My 81-year old mother has been experiencing declining short-term memory loss over the past several years. She's been to a geriatrics physician who gave her a memory test, and she's advised my mom to go for a more thorough memory assessment. My mom is refusing to acknowledge there is any problem with her memory. Several of her friends have shown concern about it to her in the past, and she's gotten angry and offended. How do I get her to go for this memory assessment if she's unwilling? I can't drag her to the doctor's office.
As a caregiver to a loved one, I view my role merely as a staunch advocate of my loved one's life choices and preferences, not what I think I know intellectually, or based on medical research. Some individuals who are not medically ill have a high tolerance for ambiguity, just as some have a higher threshhold for pain tolerance. It happens. Others tolerate very little cognitively and/or physically before they seek medical, or other intervention.
The path I chose many years ago is a path of respect of a lifetime of Mom's choices; not mine. I certainly respect caregivers who choose to exert greater pressure and/or enjoin greater collaboration with a loved one's doctors behind the scenes to get things moving for their loved ones. Those are individual choices of caregiving.
There is no such thing as a one-size fits all when it comes to patient advocacy and doing the right thing as a caregiver. I thoroughly enjoyed reading and reflecting on each person's insightful comments.
You are not alone, pgscott, and should not feel badly about how you have chosen to advocate on behalf of your Mom. Who knows your Mom better than you do? A physician? I don't think so. Everyone means well in our lives, and in the end, you are the caregiver; not anyone else.

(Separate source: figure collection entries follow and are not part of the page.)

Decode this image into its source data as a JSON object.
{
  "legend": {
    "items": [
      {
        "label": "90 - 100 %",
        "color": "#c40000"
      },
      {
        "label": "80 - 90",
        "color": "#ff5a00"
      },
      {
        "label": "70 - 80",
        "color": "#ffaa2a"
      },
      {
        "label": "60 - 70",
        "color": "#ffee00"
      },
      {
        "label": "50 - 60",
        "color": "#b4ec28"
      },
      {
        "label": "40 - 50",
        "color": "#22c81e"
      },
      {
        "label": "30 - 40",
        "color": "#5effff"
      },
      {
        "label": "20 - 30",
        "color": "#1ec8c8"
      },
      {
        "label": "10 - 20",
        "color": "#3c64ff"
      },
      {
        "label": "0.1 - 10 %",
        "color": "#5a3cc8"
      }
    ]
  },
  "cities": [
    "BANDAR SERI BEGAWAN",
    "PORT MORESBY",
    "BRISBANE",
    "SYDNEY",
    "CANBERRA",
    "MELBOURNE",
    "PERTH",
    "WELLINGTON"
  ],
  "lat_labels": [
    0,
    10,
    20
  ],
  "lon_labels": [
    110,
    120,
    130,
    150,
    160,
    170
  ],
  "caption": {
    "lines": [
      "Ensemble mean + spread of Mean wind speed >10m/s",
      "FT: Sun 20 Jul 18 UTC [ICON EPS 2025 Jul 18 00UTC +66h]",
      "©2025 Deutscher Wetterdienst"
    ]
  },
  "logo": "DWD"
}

Also bear in mind that the paths we successfully choose this minute may not be the same paths we choose as our caregiving situations continue to evolve rapidly, or over the years. We always need to re-evaluate our strategies as new situations develop, and there may come a day where greater nudging becomes necessary. You will know it when you get there, is my opinion.
May God grant you serenity and light your caregiving path, every step of the way, pgscott. It takes courage to do what you have done!
I discussed it with the doctor who then ordered an MRI for her. That sent my mother into quite a tizzy. Her barbed remarks toward both the doctor and me included her suspicions that we wanted to get her into a nursing home and that's why we were doing this.
So, after careful thought and discussion with all concerned, we decided to leave her dignity in tact for the time being and make sure we provided all the necessary safety features around the house so that she could remain independent for as long as she could. We will continue to repeat ourselves, listen to her repetitious stories, remind her to take her meds and hope that nothing awful happens in the meantime. It was unbearable to listen to her speak to us that way. I'd rather see her content in her own little world than to shatter it witht he devastating news that she has a degenerative disease that could rob her, permantly, of what she knows so well now. We just can't do it.
If you do go with a drug, she needs to be monitored carefully. Some people respond well to the first anti-depressant, but others can actually get worse, and side effects are a big problem during the first weeks. That said, many elders respond well, under good supervision.
Indeed, support for yourself is of the utmost importance. Keep coming to the site, and seek help from a spiritual leader or a group or paid therapist. Maybe all three. You have your hands full. Carol
Carol
Most of the "tests" and doctor's visits are diagnostic and are not therapeutic, so why worry? Be happy.
If I had it to do over agian, I would cut out half of the drugs, concentrate on good nutrition, sunshine, salt water air, and very mild exercise. I would provide happiness with good reading materials, (favorite magazines with lots of pictures) and music. I would make sure that family and friends participate with joy in the final years of her life. When it's over, it's over.
Good luck. You may or may not get anywhere with this. You can't physically drag her. Let us know if you make any progress.